Friday, February 17, 2012

Ghost Rider: Spirit of Vengeance: Film Review



A water-treading sequel offering just enough kooky color to keep less-discerning funnybook fans occupied, Ghost Rider: Spirit of Vengeance nudges its obscure hero's mythology forward a bit without seeming to care much how it gets there. Its modest box office prospects are helped by the absence of other superhero competitors over the next couple of weeks.

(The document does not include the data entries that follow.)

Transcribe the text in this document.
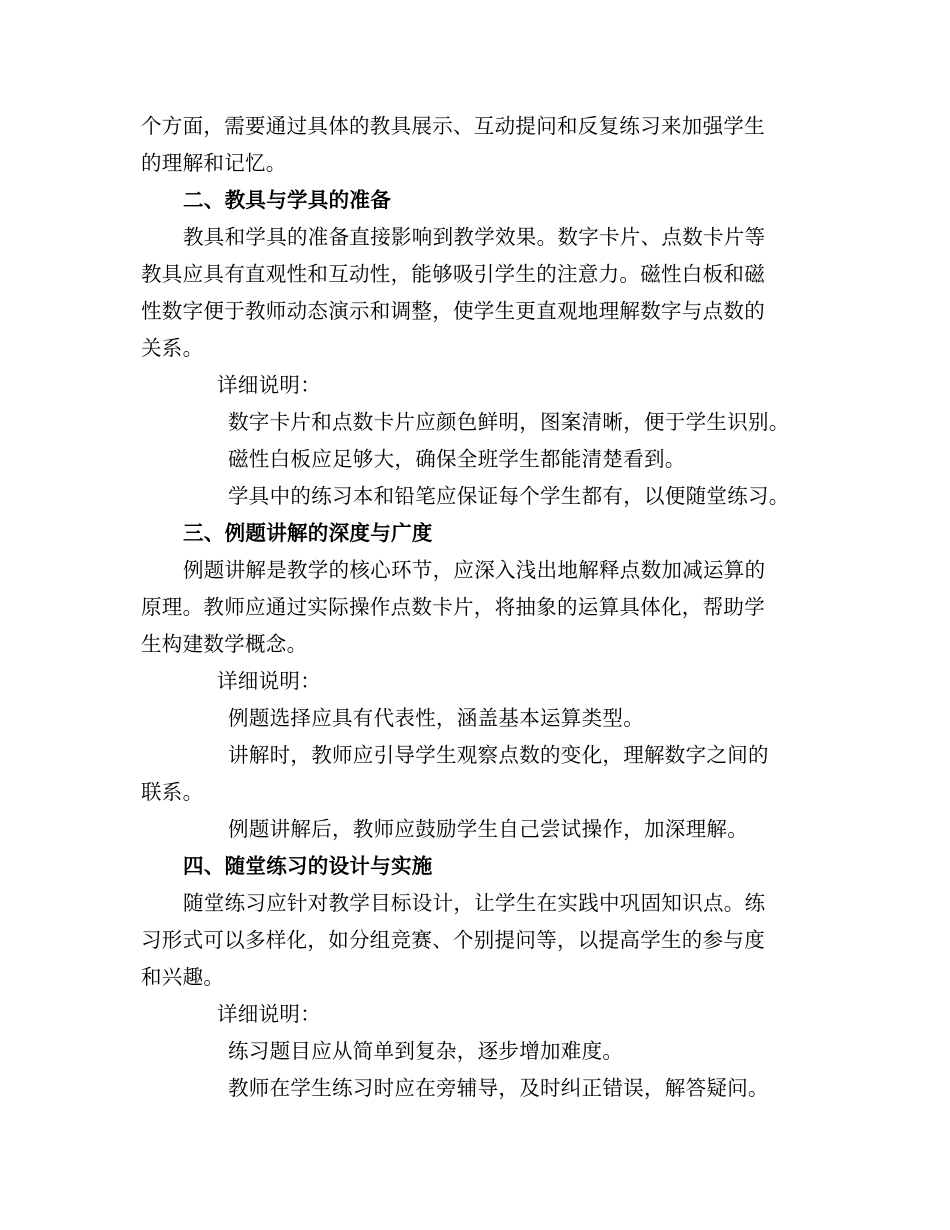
个方面，需要通过具体的教具展示、互动提问和反复练习来加强学生
的理解和记忆。
二、教具与学具的准备
教具和学具的准备直接影响到教学效果。数字卡片、点数卡片等
教具应具有直观性和互动性，能够吸引学生的注意力。磁性白板和磁
性数字便于教师动态演示和调整，使学生更直观地理解数字与点数的
关系。
详细说明：
数字卡片和点数卡片应颜色鲜明，图案清晰，便于学生识别。
磁性白板应足够大，确保全班学生都能清楚看到。
学具中的练习本和铅笔应保证每个学生都有，以便随堂练习。
三、例题讲解的深度与广度
例题讲解是教学的核心环节，应深入浅出地解释点数加减运算的
原理。教师应通过实际操作点数卡片，将抽象的运算具体化，帮助学
生构建数学概念。
详细说明：
例题选择应具有代表性，涵盖基本运算类型。
讲解时，教师应引导学生观察点数的变化，理解数字之间的
联系。
例题讲解后，教师应鼓励学生自己尝试操作，加深理解。
四、随堂练习的设计与实施
随堂练习应针对教学目标设计，让学生在实践中巩固知识点。练
习形式可以多样化，如分组竞赛、个别提问等，以提高学生的参与度
和兴趣。
详细说明：
练习题目应从简单到复杂，逐步增加难度。
教师在学生练习时应在旁辅导，及时纠正错误，解答疑问。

Returning as the eponymous not-quite-hero, Nicolas Cage spends stretches of the film on autopilot while waiting for scenes he deems worthy of his particular brand of crazy. They're not frequent enough to please the Cage aficionado, but sequences in which the twitchy, inappropriately giddy actor tries to choke back transformations into a bloodthirsty skeleton-on-fire are welcome in a film where often-charismatic costarsCiarán Hinds and Idris Elba are singing off-key.
Cage's Johnny Blaze hates being saddled with his super-powered alter ego, and Spirit of Vengeance gives him a chance, á la Superman II, to unburden himself: A French motorcycle-riding monk (Elba, wearing unfortunate green contact lenses) offers to lift the curse if only Blaze will rescue a boy being pursued by the devil. It seems the boy, Danny (Fergus Riordan), is actually the spawn of the dark lord's Earthly incarnation (Hinds's Roarke, the trickster responsible for Blaze's curse), and is now meant to be possessed by Daddy for good.
Directors Mark Neveldine and Brian Taylor enjoy some of the oddball moments in Ghost Rider's battles with various generic villains -- they can't bring the flaming skeleton head to life, but shots of its gaping maw taunting evildoers have a quirky funhouse quality, and somebody in a digital FX house should get a bonus for the bubbling tar on Ghost Rider's motorcycle jacket. But the actual action surrounding these moments is sometimes incoherent, especially an extravagantly murky showdown involving a mammoth piece of construction equipment, and the plot tying one confrontation to the next is anything but on fire.
If the screenplay is stale and contrived (Elba's monk knows everything about everything, but can't guess the one twist no viewer will fail to foresee), the picture benefits from some eye-candy settings in Turkey and Romania -- which is not to say that this scenery is well served by Brandon Trost's photography or the limp 3D effects.